The history of infants and pain is discussed in Infants, Fetuses, and the Complicated Issue of Pain. Towards the end of the
nineteenth century physicians began to assume that infants felt little if any
pain. Prior to that, they had assumed
that infants were extremely sensitive to pain.
The net result was that in a period when anesthetics and analgesics were
readily available, infants were not likely to receive much consideration when
it came to pain.
“The author of Modern
surgical Technique (1938), for instance, claimed that ‘often no anesthetic
is required’, when operating on young infants: indeed ‘a sucker consisting of a
sponge dipped in some sugar water will often suffice to calm the baby’.”
Around 1980, the consensus changed again and concluded
that infants did in fact experience pain.
However, that does not mean that infants were destined to be coddled.
“A study in 1995 revealed that
pre-term infants were subjected to an average of sixty-one painful procedures
while in the neonatal intensive care unit.
In another study, published in 1987, neonates were subjected to about
three invasive procedures an hour. In
addition, neonates were actually less likely to be given analgesia than older
children.”
As we have noted, there were classes of people who
systematically received less pain care than others: infants, women, minorities,
and poor people. It is important to
realize that this discrimination existed within a system whereby inadequate
levels of pain relief were being delivered to all.
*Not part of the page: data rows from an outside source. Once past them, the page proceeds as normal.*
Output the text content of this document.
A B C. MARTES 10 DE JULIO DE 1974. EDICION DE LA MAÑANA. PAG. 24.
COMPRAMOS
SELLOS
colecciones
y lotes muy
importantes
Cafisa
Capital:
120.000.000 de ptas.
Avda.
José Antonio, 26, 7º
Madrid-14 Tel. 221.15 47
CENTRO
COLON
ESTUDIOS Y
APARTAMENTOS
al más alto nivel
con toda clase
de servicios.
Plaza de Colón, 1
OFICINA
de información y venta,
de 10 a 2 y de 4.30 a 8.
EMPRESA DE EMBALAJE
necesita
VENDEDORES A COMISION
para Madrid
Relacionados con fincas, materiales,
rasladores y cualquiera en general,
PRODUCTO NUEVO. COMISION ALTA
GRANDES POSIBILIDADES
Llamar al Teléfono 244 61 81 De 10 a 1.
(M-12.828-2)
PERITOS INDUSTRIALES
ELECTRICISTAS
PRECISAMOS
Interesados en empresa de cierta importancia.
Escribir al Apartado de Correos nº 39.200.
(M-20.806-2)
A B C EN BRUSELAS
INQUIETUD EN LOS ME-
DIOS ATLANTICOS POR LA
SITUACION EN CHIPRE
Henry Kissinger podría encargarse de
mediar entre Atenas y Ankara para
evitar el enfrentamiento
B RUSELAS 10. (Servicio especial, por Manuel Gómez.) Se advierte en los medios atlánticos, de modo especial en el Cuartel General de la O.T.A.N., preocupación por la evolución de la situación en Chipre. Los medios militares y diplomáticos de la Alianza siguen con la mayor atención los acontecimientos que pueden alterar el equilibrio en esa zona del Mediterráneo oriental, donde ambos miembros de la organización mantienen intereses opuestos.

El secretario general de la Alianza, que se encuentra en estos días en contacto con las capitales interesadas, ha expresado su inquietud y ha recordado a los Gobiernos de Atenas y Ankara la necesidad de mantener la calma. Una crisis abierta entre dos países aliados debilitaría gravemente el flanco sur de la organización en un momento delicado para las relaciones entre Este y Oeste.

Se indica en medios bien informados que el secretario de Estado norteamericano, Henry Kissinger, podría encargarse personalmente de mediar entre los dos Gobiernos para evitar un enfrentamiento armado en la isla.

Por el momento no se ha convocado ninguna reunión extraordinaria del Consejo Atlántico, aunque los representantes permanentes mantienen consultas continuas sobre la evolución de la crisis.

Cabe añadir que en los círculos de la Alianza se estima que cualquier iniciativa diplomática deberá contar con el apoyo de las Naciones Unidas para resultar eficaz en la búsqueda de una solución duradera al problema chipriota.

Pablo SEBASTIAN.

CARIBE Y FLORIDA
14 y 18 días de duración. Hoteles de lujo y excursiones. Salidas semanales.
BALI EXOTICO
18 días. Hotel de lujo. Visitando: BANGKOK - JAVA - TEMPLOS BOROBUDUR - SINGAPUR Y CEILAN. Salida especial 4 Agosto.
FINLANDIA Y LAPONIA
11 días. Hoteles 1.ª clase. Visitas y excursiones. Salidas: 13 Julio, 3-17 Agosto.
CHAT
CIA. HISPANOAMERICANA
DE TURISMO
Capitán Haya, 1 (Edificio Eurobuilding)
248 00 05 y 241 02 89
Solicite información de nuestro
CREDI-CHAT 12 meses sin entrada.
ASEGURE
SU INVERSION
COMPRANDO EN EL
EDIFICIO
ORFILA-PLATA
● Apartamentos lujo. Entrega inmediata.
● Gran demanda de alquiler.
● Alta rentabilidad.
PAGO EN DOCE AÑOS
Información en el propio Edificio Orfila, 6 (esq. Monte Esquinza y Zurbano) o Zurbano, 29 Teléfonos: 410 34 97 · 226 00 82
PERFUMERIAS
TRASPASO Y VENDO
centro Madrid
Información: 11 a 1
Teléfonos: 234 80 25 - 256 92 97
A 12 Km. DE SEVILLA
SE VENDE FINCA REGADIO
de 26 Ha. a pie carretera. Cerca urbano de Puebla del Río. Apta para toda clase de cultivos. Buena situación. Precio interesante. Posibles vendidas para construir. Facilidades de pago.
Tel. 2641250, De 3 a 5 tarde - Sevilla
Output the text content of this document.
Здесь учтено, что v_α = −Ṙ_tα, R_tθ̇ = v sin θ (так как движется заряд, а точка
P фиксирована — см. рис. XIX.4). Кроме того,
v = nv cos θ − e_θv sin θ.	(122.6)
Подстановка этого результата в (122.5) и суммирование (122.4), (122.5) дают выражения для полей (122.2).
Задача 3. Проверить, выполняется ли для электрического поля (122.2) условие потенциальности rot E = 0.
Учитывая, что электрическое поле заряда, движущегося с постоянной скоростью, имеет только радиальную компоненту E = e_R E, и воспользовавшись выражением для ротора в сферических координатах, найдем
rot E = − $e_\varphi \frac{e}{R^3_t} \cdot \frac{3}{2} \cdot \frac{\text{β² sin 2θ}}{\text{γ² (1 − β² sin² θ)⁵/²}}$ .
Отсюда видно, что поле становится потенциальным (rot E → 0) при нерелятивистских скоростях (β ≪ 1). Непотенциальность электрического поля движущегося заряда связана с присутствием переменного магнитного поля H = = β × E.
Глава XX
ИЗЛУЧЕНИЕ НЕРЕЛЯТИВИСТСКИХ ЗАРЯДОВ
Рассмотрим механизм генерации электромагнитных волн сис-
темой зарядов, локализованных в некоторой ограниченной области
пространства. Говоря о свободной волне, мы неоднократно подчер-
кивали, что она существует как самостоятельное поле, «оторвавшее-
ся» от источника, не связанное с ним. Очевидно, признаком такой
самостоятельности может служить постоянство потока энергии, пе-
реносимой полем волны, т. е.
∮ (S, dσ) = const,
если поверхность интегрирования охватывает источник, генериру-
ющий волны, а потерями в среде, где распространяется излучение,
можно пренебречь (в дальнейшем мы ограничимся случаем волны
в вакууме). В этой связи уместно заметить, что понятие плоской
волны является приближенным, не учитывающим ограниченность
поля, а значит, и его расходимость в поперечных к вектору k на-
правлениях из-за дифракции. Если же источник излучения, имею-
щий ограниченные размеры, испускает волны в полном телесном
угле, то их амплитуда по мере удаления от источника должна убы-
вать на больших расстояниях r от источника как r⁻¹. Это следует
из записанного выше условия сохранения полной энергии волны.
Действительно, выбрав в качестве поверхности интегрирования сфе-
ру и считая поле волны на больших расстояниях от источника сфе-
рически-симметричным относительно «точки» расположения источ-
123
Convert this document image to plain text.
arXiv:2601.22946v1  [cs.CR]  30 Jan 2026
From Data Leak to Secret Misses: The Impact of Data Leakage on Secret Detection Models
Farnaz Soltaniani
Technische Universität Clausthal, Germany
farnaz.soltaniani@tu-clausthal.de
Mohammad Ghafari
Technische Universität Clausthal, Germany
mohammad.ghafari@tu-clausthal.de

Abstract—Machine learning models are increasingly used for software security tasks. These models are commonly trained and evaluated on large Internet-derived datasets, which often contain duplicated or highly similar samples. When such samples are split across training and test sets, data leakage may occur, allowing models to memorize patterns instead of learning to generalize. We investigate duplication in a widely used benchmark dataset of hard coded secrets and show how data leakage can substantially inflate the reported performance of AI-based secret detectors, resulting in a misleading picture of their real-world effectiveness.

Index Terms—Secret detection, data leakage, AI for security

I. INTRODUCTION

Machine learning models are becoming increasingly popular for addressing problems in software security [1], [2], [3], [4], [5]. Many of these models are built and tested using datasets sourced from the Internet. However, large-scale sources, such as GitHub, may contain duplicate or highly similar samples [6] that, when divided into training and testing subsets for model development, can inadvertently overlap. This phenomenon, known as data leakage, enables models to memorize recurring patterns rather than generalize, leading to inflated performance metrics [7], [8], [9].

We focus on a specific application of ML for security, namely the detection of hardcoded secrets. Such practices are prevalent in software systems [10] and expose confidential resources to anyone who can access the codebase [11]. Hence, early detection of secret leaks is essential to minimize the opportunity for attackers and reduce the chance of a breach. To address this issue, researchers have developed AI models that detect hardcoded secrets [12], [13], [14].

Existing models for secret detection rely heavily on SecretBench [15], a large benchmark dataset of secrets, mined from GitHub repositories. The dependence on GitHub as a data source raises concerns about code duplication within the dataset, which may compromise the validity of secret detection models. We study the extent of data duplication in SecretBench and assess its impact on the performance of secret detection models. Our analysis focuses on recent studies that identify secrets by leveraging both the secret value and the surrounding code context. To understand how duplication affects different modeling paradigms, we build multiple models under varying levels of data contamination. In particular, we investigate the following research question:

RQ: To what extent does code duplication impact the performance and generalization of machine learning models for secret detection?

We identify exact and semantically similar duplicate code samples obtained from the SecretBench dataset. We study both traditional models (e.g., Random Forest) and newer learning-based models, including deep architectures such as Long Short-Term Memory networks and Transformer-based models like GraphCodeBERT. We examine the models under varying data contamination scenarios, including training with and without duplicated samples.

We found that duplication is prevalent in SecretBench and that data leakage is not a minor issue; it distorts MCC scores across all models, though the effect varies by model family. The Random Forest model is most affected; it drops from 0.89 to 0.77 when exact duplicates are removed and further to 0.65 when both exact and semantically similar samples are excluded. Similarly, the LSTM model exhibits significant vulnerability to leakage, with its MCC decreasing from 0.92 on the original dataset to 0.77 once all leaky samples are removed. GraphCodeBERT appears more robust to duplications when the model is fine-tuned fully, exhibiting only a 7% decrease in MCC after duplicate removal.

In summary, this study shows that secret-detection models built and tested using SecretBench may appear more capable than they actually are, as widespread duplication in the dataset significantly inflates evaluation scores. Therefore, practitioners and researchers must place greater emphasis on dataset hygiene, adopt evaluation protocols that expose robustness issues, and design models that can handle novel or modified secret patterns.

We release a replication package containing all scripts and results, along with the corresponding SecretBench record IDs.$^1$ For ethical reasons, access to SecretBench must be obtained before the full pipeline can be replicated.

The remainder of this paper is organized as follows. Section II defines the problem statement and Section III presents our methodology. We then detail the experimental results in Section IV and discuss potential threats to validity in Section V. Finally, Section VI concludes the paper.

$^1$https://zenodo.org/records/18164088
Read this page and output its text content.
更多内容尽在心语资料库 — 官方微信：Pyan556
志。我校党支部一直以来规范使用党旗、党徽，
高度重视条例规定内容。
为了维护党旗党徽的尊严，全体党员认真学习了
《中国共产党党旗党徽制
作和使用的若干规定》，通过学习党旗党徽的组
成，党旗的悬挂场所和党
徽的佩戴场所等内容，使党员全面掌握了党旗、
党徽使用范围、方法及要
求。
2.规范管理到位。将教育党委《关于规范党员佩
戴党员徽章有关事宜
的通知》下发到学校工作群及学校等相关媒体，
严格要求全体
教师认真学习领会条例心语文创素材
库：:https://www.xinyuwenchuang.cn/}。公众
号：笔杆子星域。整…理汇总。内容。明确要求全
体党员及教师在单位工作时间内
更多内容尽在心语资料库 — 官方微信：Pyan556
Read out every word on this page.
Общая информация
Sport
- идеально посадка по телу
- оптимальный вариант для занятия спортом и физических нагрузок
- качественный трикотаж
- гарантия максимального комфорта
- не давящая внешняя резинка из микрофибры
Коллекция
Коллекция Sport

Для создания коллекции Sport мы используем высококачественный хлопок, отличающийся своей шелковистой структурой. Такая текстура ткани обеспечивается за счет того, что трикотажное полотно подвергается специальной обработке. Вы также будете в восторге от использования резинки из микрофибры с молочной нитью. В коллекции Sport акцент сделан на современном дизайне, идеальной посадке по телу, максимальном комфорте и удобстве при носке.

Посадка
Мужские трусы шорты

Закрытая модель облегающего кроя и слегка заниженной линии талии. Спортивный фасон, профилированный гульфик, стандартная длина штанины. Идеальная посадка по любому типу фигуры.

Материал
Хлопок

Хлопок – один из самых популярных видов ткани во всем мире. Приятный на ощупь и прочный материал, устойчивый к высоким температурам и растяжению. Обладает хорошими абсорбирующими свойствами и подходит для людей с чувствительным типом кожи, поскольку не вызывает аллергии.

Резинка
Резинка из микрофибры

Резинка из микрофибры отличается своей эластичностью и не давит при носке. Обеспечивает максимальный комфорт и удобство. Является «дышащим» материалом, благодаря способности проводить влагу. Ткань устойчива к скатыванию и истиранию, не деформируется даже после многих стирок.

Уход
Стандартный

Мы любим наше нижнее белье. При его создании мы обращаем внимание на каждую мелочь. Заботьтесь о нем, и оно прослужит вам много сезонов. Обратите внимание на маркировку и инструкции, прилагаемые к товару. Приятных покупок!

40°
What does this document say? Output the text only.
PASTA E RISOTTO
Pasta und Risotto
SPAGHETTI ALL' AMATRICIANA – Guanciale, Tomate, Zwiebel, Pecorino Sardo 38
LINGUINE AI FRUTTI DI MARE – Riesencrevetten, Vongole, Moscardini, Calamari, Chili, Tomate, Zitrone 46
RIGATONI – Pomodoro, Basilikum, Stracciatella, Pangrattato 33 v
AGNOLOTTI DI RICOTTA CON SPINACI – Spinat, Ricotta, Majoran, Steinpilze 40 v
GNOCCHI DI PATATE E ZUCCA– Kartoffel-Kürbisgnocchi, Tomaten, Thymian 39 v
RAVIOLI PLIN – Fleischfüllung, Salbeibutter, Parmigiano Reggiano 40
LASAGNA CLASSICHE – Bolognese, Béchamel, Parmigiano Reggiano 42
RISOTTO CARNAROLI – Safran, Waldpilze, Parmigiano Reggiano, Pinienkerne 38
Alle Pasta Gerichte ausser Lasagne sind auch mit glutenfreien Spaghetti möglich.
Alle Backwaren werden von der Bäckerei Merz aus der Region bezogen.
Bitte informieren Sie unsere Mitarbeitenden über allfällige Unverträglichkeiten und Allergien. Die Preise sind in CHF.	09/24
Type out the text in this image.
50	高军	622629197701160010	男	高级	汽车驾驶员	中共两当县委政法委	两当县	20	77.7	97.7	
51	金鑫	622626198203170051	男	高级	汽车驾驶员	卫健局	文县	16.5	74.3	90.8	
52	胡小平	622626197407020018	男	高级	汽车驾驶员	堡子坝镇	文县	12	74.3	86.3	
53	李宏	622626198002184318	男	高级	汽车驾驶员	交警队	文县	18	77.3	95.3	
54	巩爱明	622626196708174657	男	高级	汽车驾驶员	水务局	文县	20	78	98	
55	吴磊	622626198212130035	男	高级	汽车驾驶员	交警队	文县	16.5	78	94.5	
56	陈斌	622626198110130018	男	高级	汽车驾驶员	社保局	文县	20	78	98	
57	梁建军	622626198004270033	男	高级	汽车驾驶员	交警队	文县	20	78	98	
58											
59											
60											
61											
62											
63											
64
The medical community has recognized this as
a problem and has even created a term to describe the under treatment of pain: oligoanalgesia.
Bourke suggests several reasons why there might be a
reluctance to administer sufficient pain treatment. One explanation was lack of training. Pain management receives little attention in
the education of most doctors and nurses.
Another is the development in the medical community of a culture which
declares its goal to be pain reduction, not pain elimination. If the patient is tolerating pain then what
is the problem? A third explanation
rests on a fear of overmedicating patients.
Many pain suppressors are potentially addictive and both patient and
physician can suffer if addiction should develop.
This latter issue puts physicians in a difficult
situation. At the same time they are
being told to be careful and not under medicate, and be careful and not over
medicate. Dannielle Ofri provided an
excellent example of how difficult this could be in practice in a New York Times article: The Pain Medication Conundrum.
It seems that after centuries of medical advancement,
doctors and nurses are still reduced to listening to patient complaints,
evaluating their expressions of pain, and guessing as to what the level of pain
might actually be and how they should respond.